Passing School Bus Camera Act could be olive branch by Dems

State Sen. Michael Gianaris, D-Queens, recently told the Buffalo News that Senate Democrats are “committed to breaking the Albany mold” and plan to be “sensitive to regional needs” when they take control of the state Senate in January.

If that’s really true, then Democrats in the Senate and Assembly will pass the School Bus Camera Safety Act. The legislation, sponsored by state Sen. Catharine Young, R-Olean, has passed the state Senate for the past several years only to expire in the state Assembly. The measure would allow school districts and school bus companies to install automated cameras to detect and capture images of vehicles that pass stopped school buses so that lawbreakers can be ticketed and fined. In states where the technology is already in use, reports indicate that the cameras reduce the incidence of these violations between 30 to 50 percent.

Again, this would only allow these cameras — not require them. But some school districts might see them as a valuable option.

In early November, there were several deaths and injuries of young children in four states over a three-day span.
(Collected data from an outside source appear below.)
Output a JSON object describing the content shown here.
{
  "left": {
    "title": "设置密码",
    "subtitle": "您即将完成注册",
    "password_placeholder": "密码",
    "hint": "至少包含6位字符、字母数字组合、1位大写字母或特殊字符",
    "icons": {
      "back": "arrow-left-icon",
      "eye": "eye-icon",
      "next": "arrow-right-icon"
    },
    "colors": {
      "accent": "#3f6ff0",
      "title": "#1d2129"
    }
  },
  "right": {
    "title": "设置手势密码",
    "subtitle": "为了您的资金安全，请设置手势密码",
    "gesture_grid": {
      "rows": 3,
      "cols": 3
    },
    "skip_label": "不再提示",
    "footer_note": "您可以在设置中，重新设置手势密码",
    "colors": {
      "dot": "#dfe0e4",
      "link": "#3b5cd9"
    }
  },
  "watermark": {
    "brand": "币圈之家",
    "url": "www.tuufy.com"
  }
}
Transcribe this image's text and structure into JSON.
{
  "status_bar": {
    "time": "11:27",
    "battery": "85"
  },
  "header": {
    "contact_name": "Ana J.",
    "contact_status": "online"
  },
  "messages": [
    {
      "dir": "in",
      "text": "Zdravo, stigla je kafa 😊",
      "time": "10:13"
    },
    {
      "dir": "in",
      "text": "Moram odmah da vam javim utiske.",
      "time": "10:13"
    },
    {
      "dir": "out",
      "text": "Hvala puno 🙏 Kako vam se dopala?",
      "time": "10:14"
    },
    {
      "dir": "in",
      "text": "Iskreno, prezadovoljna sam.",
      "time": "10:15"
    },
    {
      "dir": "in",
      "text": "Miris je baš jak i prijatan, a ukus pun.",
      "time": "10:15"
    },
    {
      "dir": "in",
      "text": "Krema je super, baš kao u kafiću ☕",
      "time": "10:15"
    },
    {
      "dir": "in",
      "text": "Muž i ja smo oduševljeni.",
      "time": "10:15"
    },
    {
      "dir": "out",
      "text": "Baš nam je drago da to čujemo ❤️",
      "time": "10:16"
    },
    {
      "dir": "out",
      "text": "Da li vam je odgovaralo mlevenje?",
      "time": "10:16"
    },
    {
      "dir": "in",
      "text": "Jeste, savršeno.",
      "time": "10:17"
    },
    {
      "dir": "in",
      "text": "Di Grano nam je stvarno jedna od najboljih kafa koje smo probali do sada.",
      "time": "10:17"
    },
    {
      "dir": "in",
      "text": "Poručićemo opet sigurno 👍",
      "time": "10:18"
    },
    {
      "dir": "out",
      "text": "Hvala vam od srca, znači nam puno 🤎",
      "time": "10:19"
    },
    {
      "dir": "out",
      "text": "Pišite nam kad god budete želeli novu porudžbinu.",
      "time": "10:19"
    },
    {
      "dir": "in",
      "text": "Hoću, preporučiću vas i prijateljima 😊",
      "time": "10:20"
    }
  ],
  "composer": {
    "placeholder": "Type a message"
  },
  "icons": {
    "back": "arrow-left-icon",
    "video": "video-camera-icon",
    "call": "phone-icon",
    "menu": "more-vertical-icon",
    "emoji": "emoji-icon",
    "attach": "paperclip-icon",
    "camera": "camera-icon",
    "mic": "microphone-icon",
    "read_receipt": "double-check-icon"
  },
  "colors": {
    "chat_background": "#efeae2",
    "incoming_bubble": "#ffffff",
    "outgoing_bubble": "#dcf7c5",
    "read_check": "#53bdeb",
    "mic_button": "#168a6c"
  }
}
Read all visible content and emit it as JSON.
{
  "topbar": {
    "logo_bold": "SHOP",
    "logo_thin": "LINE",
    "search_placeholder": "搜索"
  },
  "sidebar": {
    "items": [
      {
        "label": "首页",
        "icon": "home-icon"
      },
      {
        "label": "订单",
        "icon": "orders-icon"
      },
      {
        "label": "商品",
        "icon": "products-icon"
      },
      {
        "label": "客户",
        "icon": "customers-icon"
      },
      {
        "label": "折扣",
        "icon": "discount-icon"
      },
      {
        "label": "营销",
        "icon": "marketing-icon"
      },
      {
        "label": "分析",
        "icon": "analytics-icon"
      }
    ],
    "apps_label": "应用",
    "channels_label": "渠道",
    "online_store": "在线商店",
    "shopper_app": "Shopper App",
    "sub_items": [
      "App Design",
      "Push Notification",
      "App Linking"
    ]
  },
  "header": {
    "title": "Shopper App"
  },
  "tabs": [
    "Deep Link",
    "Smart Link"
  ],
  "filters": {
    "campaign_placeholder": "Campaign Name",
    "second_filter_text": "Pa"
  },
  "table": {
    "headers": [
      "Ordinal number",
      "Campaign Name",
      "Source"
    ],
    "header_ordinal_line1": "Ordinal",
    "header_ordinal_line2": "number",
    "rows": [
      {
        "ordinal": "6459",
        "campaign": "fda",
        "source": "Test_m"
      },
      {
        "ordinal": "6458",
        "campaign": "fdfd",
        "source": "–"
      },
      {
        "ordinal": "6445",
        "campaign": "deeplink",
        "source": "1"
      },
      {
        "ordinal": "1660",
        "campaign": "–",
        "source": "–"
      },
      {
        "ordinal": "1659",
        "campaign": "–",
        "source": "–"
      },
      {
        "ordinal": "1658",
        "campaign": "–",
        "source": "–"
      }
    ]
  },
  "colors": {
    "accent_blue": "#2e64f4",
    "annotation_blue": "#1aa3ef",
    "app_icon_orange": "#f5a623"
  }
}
At least three of the cases involved reckless drivers who illegally passed the buses that had stopped to pick up the students. In their desire to avoid waiting a few seconds, those drivers caused catastrophe, injury and death.

“No parent should have to endure such a loss or even worry that the simple act of taking the bus to school could be so dangerous,” Young said in a news release. “Yet, statistics tell us that our children are at risk. Here in New York upwards of 50,000 cars each day illegally pass stopped school buses, endangering countless children in the process.”

If Gianaris is serious about breaking the old Albany mold, the School Bus Camera Safety Act is a good place to start.